Homosexuality is a risk factor for eating disorders in men. Homosexual men are more often diagnosed with eating disorders (Russell & Peel, 2002), and have higher levels of anxiety about body image, expressed body image concerns, sensitivity to media and cultural influences regarding the body and measures of eating psychopathology than heterosexual men (Carper, Negy & Tantleff-Dunn, 2010). Younger homosexual men (Boisevert & Harrell, 2009) and men with gender identity disorders (Hepp & Milos, 2002) are more likely to have anorexia or bulimia. It has also been suggested that peer pressure regarding body habitus is greater in the gay culture (Hospers & Janson, 2005).

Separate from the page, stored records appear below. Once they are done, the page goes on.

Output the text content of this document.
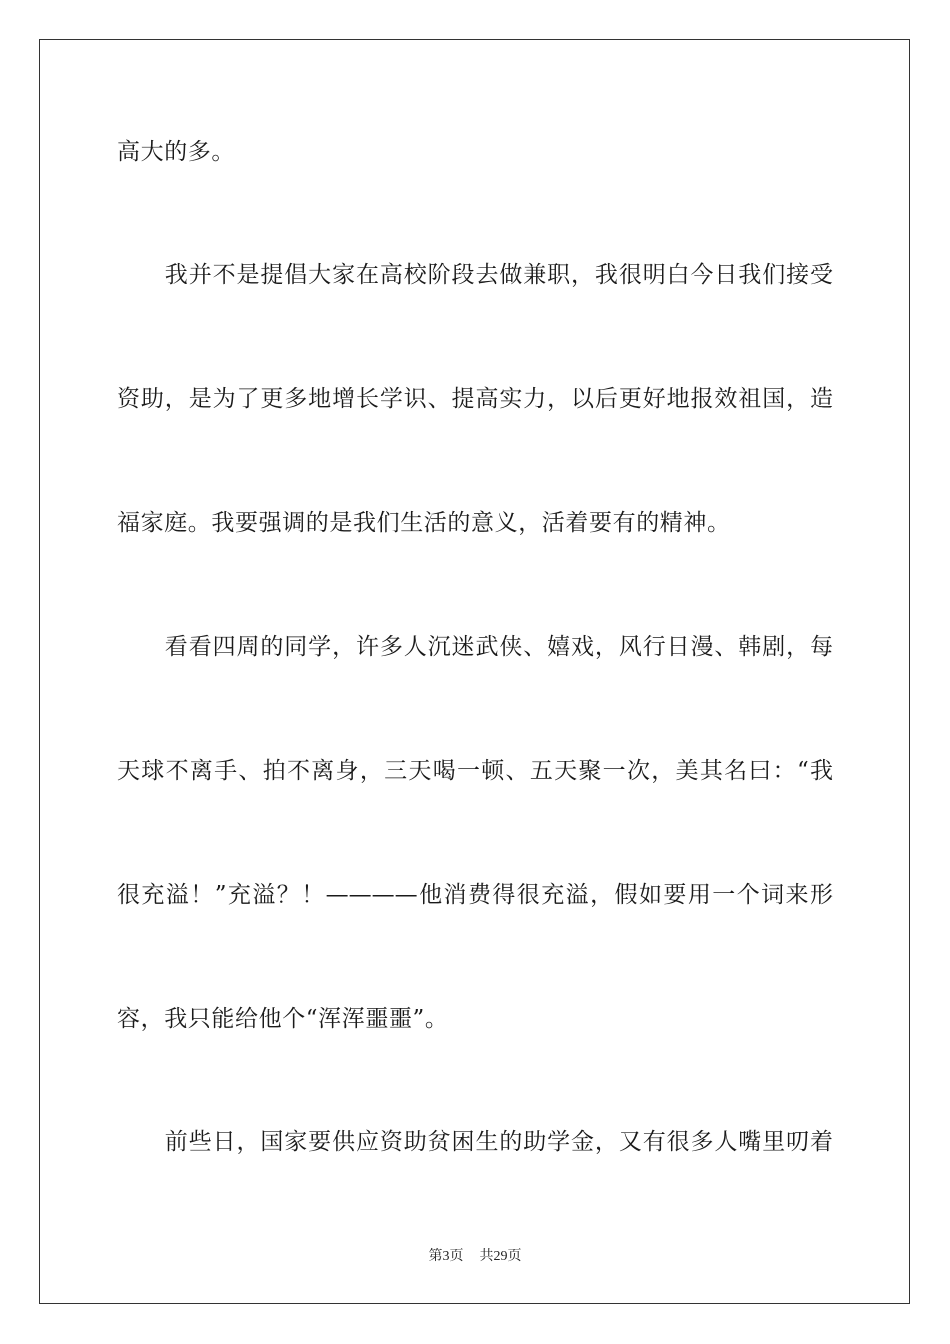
高大的多。
　　我并不是提倡大家在高校阶段去做兼职，我很明白今日我们接受
资助，是为了更多地增长学识、提高实力，以后更好地报效祖国，造
福家庭。我要强调的是我们生活的意义，活着要有的精神。
　　看看四周的同学，许多人沉迷武侠、嬉戏，风行日漫、韩剧，每
天球不离手、拍不离身，三天喝一顿、五天聚一次，美其名曰：“我
很充溢！”充溢？！————他消费得很充溢，假如要用一个词来形
容，我只能给他个“浑浑噩噩”。
　　前些日，国家要供应资助贫困生的助学金，又有很多人嘴里叨着
第3页 共29页
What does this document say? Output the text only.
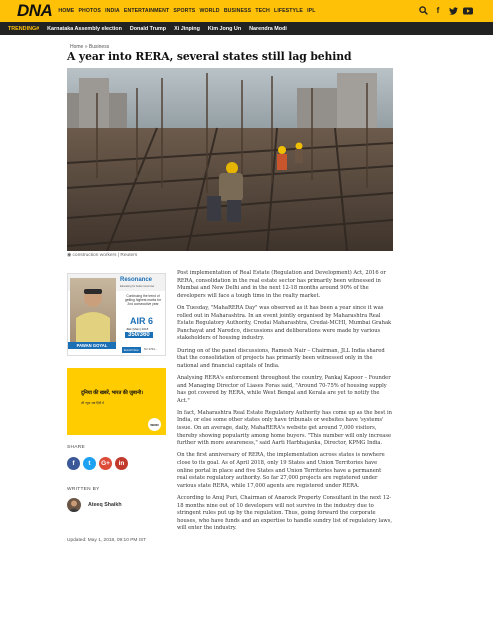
DNA HOME PHOTOS INDIA ENTERTAINMENT SPORTS WORLD BUSINESS TECH LIFESTYLE IPL	f
TRENDING# Karnataka Assembly election Donald Trump Xi Jinping Kim Jong Un Narendra Modi
Home » Business
A year into RERA, several states still lag behind
◉ construction workers | Reuters
Resonance
Educating for better tomorrow
Continuing the trend of getting highest marks for 2nd consecutive year
AIR 6
JEE (Main) 2018
350/360
PAWAN GOYAL
Enroll Now	Tel: 0744-...
दुनिया की खबरें, भारत की ज़ुबानी।
ज़ी न्यूज़ अब हिंदी में
WION
SHARE
f	t	G+	in
WRITTEN BY
Ateeq Shaikh
Updated: May 1, 2018, 09:10 PM IST

Post implementation of Real Estate (Regulation and Development) Act, 2016 or RERA, consolidation in the real estate sector has primarily been witnessed in Mumbai and New Delhi and in the next 12-18 months around 90% of the developers will face a tough time in the realty market.

On Tuesday, "MahaRERA Day" was observed as it has been a year since it was rolled out in Maharashtra. In an event jointly organised by Maharashtra Real Estate Regulatory Authority, Credai Maharashtra, Credai-MCHI, Mumbai Grahak Panchayat and Naredco, discussions and deliberations were made by various stakeholders of housing industry.

During on of the panel discussions, Ramesh Nair – Chairman, JLL India shared that the consolidation of projects has primarily been witnessed only in the national and financial capitals of India.

Analysing RERA's enforcement throughout the country, Pankaj Kapoor – Founder and Managing Director of Liases Foras said, "Around 70-75% of housing supply has got covered by RERA, while West Bengal and Kerala are yet to notify the Act."

In fact, Maharashtra Real Estate Regulatory Authority has come up as the best in India, or else some other states only have tribunals or websites have 'systems' issue. On an average, daily, MahaRERA's website get around 7,000 visitors, thereby showing popularity among home buyers. "This number will only increase further with more awareness," said Aarti Harbhajanka, Director, KPMG India.

On the first anniversary of RERA, the implementation across states is nowhere close to its goal. As of April 2018, only 19 States and Union Territories have online portal in place and five States and Union Territories have a permanent real estate regulatory authority. So far 27,000 projects are registered under various state RERA, while 17,000 agents are registered under RERA.

According to Anuj Puri, Chairman of Anarock Property Consultant in the next 12-18 months nine out of 10 developers will not survive in the industry due to stringent rules put up by the regulation. Thus, going forward the corporate houses, who have funds and an expertise to handle sundry list of regulatory laws, will enter the industry.
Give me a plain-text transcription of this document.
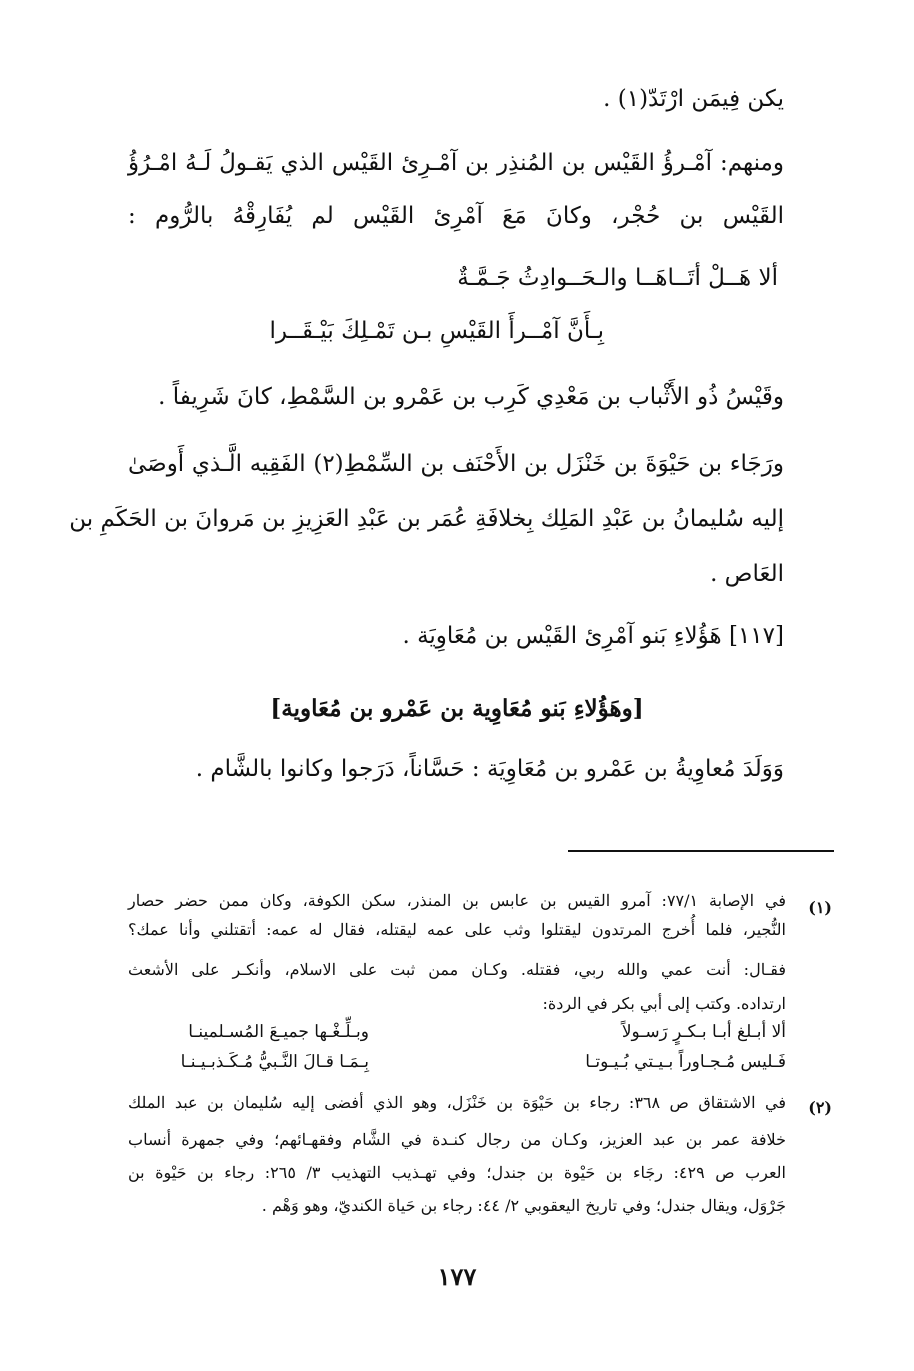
يكن فِيمَن ارْتَدّ(١) .
ومنهم: آمْـرؤُ القَيْس بن المُنذِر بن آمْـرِئ القَيْس الذي يَقـولُ لَـهُ امْـرُؤُ
القَيْس بن حُجْر، وكانَ مَعَ آمْرِئ القَيْس لم يُفَارِقْهُ بالرُّوم :
ألا هَــلْ أتَــاهَــا والـحَــوادِثُ جَـمَّـةٌ
بِـأَنَّ آمْــرأَ القَيْسِ بـن تَمْـلِكَ بَيْـقَــرا
وقَيْسُ ذُو الأَثْباب بن مَعْدِي كَرِب بن عَمْرو بن السَّمْطِ، كانَ شَرِيفاً .
ورَجَاء بن حَيْوَةَ بن خَنْزَل بن الأَحْنَف بن السِّمْطِ(٢) الفَقِيه الَّـذي أَوصَىٰ
إليه سُليمانُ بن عَبْدِ المَلِك بِخلافَةِ عُمَر بن عَبْدِ العَزِيزِ بن مَروانَ بن الحَكَمِ بن
العَاص .
[١١٧] هَؤُلاءِ بَنو آمْرِئ القَيْس بن مُعَاوِيَة .
[وهَؤُلاءِ بَنو مُعَاوِية بن عَمْرو بن مُعَاوية]
وَوَلَدَ مُعاوِيةُ بن عَمْرو بن مُعَاوِيَة : حَسَّاناً، دَرَجوا وكانوا بالشَّام .
(١)
في الإصابة ٧٧/١: آمرو القيس بن عابس بن المنذر، سكن الكوفة، وكان ممن حضر حصار
النُّجير، فلما أُخرج المرتدون ليقتلوا وثب على عمه ليقتله، فقال له عمه: أتقتلني وأنا عمك؟
فقـال: أنت عمي والله ربي، فقتله. وكـان ممن ثبت على الاسلام، وأنكـر على الأشعث
ارتداده. وكتب إلى أبي بكر في الردة:
ألا أبـلغ أبـا بـكـرٍ رَسـولاً
وبـلِّـغْـها جميـعَ المُسـلمينـا
فَـليس مُـجـاوراً بـيـتي بُـيـوتـا
بِـمَـا قـالَ النَّـبيُّ مُـكَـذبـيـنـا
(٢)
في الاشتقاق ص ٣٦٨: رجاء بن حَيْوَة بن خَنْزَل، وهو الذي أفضى إليه سُليمان بن عبد الملك
خلافة عمر بن عبد العزيز، وكـان من رجال كنـدة في الشَّام وفقهـائهم؛ وفي جمهرة أنساب
العرب ص ٤٢٩: رجَاء بن حَيْوة بن جندل؛ وفي تهـذيب التهذيب ٣/ ٢٦٥: رجاء بن حَيْوة بن
جَرْوَل، ويقال جندل؛ وفي تاريخ اليعقوبي ٢/ ٤٤: رجاء بن حَياة الكنديّ، وهو وَهْم .
١٧٧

Other risk factors more prominent in male eating disorder than among females are past weight problems, bullying on account of weight, physical abuse and alcohol abuse. A large French series of severe anorexic patients (Gueguen, Godart, Chambry, Brun-Eberentz, Foulon, Divac, Guelfi, Rouillon, Fallisard & Huas, 2012) found that males were much more likely to have been overweight in the past, and to have been victimized on account of their weight. Alcoholism and past physical abuse were also correlated with male anorexia (Johnson, Cohen, Kasen & Brook, 2002) or binge eating (Womble, Williamson, Martin, Zucker, Thaw, Netemweyer, Lovejoy & Greenway, 2001).
Treatment and Prognosis
Men and women with eating disorders apparently have similar and generally favorable responses to treatment (Bean, Loomis, Timmel, Hallinan, Moore, Mammel & Weltzin, 2004). Treatment plans generally address psychiatric comorbidity and past traumatic experiences related to weight, identify and challenge thinking errors about food and weight and set nutritional goals intended to normalize weight, increase food intake and reduce abnormal food-related behaviors. Excessive and abnormal exercise must also be addressed in many male patients. A gradual weight-gain program with limitation of exercise during this period is generally recommended, along with nutritional education to overcome aberrant beliefs about food and eating. Male patients who are significantly underweight are at risk for hypothalamic hypogonadism and osteoporosis, and measurement and correction of serum testosterone is also helpful (Mehler, Sabel, Watson & Andersen, 2008). Cognitive behavioral therapy is effective in challenging erroneous thinking about food and exercise, and is also useful for comorbid anxiety and affective disorders. Men with eating disorders are reported to be uncomfortable talking about feelings and life experiences, and to externalize emotional distress; there is also frequent reluctance to discuss a problem that is widely viewed as “female,” and all-male therapy groups are recommended for these reasons. Family therapy to encourage appropriate emotional expression and experiential therapy such as art, movement and recreation to address body image and exercise issues are also increasingly used (Darcy, 2011). Recent studies have suggested that the leading obstacles that must be overcome for earlier diagnosis and institution of generally effective treatment of eating disorders in male patients are lack of awareness that men can have eating disorders and the perception among men that having an eating disorder is very stigmatizing (Robinson, Boache & LaFrance, 2012).